Este gánster, traficante de drogas, adicto, proxeneta y ladrón reformado, cubrió su cuerpo con tatuajes, incluyendo sus ojos, en arrepentimiento por todos los crímenes que cometió.

8 Ene, 2018

Una vida colmada de los peores crímenes, vinculados con drogas, robos y secuestros, fueron los motivos que tuvo este hombre de 60 años, de Melbourne, para cubrir cada centímetro de su cuerpo con tatuajes, incluida su nariz y sus ojos, como una forma de rechazo y arrepentimiento por la vida que llevó.

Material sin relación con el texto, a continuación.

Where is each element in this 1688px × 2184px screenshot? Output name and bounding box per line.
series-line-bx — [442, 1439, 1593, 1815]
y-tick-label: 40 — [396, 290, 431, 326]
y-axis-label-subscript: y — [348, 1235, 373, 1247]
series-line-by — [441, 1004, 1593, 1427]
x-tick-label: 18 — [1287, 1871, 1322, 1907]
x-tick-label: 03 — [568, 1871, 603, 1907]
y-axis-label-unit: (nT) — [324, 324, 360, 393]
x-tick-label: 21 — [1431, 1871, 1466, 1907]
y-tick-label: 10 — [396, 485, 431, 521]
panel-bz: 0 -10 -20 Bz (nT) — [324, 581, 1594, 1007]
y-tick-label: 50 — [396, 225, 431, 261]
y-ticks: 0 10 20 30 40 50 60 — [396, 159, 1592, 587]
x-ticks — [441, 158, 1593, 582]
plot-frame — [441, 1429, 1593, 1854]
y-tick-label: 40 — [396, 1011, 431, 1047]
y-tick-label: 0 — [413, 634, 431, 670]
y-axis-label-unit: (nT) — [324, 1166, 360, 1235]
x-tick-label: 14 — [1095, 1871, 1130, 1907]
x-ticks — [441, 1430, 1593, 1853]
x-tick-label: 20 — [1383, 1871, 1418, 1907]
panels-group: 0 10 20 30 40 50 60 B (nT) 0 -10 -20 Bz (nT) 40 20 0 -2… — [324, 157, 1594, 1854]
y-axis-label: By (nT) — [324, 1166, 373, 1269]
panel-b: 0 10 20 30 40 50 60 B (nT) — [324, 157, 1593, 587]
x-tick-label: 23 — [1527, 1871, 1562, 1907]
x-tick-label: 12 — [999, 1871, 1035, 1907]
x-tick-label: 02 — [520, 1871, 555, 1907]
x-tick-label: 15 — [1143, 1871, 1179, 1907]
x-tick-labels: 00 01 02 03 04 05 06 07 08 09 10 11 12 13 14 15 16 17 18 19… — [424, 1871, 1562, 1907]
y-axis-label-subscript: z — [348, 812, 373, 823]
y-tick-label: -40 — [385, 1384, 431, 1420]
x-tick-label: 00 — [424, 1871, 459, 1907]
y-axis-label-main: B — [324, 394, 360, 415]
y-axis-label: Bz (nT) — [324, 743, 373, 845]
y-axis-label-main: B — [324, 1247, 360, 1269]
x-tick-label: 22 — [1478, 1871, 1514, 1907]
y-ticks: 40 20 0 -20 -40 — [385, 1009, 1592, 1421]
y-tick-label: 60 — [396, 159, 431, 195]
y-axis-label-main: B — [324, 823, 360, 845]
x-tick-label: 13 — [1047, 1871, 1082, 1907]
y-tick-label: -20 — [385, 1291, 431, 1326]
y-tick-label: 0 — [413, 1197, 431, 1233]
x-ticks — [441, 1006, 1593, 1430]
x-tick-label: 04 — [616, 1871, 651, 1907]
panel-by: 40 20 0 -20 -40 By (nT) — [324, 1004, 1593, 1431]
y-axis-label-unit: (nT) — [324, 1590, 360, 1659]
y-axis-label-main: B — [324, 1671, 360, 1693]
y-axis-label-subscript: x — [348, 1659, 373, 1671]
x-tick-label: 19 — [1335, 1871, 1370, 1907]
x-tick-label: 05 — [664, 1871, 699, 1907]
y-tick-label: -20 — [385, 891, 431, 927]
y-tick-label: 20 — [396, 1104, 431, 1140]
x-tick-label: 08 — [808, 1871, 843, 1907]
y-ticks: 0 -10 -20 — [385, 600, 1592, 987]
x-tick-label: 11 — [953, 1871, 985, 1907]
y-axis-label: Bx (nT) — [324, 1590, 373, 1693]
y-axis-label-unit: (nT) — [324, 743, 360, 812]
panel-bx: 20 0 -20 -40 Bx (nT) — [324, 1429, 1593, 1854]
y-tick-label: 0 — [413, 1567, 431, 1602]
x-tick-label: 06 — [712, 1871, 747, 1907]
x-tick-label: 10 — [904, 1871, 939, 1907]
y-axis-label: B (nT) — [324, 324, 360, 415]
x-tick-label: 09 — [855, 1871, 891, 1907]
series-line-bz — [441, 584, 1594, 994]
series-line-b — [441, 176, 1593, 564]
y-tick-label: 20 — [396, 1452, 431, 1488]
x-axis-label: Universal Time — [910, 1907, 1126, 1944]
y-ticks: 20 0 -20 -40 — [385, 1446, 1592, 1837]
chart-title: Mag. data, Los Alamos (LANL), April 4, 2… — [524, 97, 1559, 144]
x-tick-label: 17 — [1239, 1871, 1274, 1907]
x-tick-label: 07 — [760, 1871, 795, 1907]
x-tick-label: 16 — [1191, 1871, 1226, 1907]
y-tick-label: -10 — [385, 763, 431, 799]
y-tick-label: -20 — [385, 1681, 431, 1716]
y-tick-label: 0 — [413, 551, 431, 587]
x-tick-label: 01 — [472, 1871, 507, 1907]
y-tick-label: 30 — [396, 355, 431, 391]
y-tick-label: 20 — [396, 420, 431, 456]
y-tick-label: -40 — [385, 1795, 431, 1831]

John Kenney, ha llenado su cuerpo con coloridos tatuajes, rememorando, la dura vida que vivió desde los 7 años, que lo llevo a cometer despreciables crímenes.

Cuando tan solo era un niño tuvo que irse de su casa, asegura que nunca hubo amor de parte de sus padres, y que solo había violencia y malos tratos. Durante varios años, tuvo que vivir en las calles, durmiendo en cartones cerca de la basura y cuenta con dolor, como a cuando tenía 9 años fue arrestado por primera vez, y ni siquiera logra recordar la razón.

Mientras estuvo en la correccional por primera vez, fue violado repetidas veces, por jóvenes mayores que él, por lo que el no tuvo como defenderse.

A los 12 años, probó las drogas por primera vez, y desde entonces se volvió extremadamente adicto a ellas. A partir de ese momento, su vida se convirtió en un círculo vicioso lleno de crímenes y arrestos.

A los 18 años, comenzó a tatuar su cuerpo, y de allí en adelante, se convirtió en un vicio además de las drogas, que solo pudo detener cuando no tenía un espacio vacío.

“Los tengo en cada parte de mi cuerpo, mi psicóloga piensa que me odio a mi mismo, pero me encantan, los tengo en la nariz, la lengua, los ojos, tal vez he ido demasiado lejos, parece que estoy infligiendo dolor a propósito”, dijo.

Pero todo eso ha cambiado ahora. Está viviendo en un hogar permanente y ha tratado de ayudar a los jóvenes, para guiarlos lejos del camino de las drogas y los excesos.

“Me arrepiento de la mitad de mi vida, desde el día en que nací hasta que me enderecé… Pienso en las víctimas que dejé atrás, lo siento mucho”.

Actualmente también se dedica a ayudar a las personas de la calle.